UHC Cardiology Notification Program – Procedures Requiring Notification
Notification is required for each of the following procedures in all places of service including inpatient, outpatient, and office-based settings:
Diagnostic Catheterization (Effective January 1, 2011)
Diagnostic left heart catheterization (ventriculography only): CPT 93452
Combined right and left heart catheterization (ventriculography only): CPT 93453
Coronary Arteriogram (no ventriculography): CPT 93454, CPT 93455
Coronary Arteriogram and right catheterization (no ventriculography) CPT 93456, CPT 93457
Coronary Arteriogram (with ventriculography): CPT 93458, CPT 93459
Coronary Arteriogram and right catheterization (with ventriculography) CPT 93460, CPT 93461
Electrophysiology Implants
Pacemakers: CPT codes 33206, CPT 33207, CPT 33208, CPT 33212, CPT 33213, CPT 33214, CPT 33225
Defibrillators: CPT Codes 33240, CPT 33249
Retrospective Notifications
Physicians should not delay emergency care in order to notify.
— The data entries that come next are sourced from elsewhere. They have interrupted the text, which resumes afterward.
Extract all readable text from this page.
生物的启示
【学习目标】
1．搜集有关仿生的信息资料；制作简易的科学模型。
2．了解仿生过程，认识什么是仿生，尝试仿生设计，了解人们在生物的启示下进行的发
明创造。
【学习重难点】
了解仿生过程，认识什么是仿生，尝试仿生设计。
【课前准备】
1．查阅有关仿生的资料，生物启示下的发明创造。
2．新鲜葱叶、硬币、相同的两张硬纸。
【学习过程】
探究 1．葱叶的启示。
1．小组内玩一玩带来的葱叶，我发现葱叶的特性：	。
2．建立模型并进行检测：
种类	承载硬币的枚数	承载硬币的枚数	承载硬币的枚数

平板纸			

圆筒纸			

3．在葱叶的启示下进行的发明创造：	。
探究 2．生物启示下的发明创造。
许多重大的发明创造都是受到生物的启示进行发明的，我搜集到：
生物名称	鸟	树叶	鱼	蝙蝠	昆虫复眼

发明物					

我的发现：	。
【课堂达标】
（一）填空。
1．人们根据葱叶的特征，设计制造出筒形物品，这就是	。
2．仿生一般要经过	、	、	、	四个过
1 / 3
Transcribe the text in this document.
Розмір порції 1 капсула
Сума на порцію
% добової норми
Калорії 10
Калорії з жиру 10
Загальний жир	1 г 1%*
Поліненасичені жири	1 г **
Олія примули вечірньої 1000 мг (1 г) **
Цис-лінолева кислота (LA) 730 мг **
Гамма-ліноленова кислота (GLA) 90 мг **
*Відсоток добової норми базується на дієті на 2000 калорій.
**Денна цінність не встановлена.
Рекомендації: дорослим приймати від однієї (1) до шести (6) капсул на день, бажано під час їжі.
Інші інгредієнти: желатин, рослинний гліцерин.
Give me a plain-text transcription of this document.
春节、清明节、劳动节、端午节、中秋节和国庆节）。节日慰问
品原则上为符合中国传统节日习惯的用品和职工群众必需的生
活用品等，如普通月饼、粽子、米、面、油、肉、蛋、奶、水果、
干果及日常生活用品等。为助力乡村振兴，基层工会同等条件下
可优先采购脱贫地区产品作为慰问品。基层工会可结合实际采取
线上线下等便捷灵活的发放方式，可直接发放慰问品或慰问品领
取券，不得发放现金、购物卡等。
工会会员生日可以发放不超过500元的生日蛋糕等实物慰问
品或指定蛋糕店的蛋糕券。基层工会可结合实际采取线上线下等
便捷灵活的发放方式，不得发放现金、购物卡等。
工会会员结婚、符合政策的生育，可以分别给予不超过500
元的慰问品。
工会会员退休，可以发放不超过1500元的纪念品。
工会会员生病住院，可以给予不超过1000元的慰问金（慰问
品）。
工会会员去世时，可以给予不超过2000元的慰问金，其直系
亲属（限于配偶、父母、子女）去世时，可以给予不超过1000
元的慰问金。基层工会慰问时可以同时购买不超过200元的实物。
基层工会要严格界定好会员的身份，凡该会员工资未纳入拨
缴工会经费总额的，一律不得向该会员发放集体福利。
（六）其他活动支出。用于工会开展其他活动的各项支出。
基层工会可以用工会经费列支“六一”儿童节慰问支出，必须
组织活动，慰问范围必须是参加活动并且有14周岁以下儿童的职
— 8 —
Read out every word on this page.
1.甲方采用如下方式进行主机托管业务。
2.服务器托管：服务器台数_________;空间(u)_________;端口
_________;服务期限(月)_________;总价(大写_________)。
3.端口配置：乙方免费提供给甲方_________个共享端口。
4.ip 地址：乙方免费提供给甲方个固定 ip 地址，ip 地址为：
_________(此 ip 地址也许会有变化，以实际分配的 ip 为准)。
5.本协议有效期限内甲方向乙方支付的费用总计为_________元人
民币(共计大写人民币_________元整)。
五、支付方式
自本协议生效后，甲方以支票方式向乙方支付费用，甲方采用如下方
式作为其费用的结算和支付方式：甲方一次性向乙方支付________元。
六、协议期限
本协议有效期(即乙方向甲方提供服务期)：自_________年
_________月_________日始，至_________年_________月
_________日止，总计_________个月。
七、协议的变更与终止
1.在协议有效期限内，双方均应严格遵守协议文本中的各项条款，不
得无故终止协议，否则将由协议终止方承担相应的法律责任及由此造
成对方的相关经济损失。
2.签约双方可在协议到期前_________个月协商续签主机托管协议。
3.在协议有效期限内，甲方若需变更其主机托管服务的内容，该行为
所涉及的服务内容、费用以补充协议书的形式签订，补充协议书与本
If a physician determines that a procedure is required on an emergent basis, the service should be performed, and notification should be requested retrospectively. Retrospective Notification requests must be made within fourteen (14) calendar days of the date of service. Documentation for Retrospective Notification must include an explanation as to why the procedure was required on an emergent basis.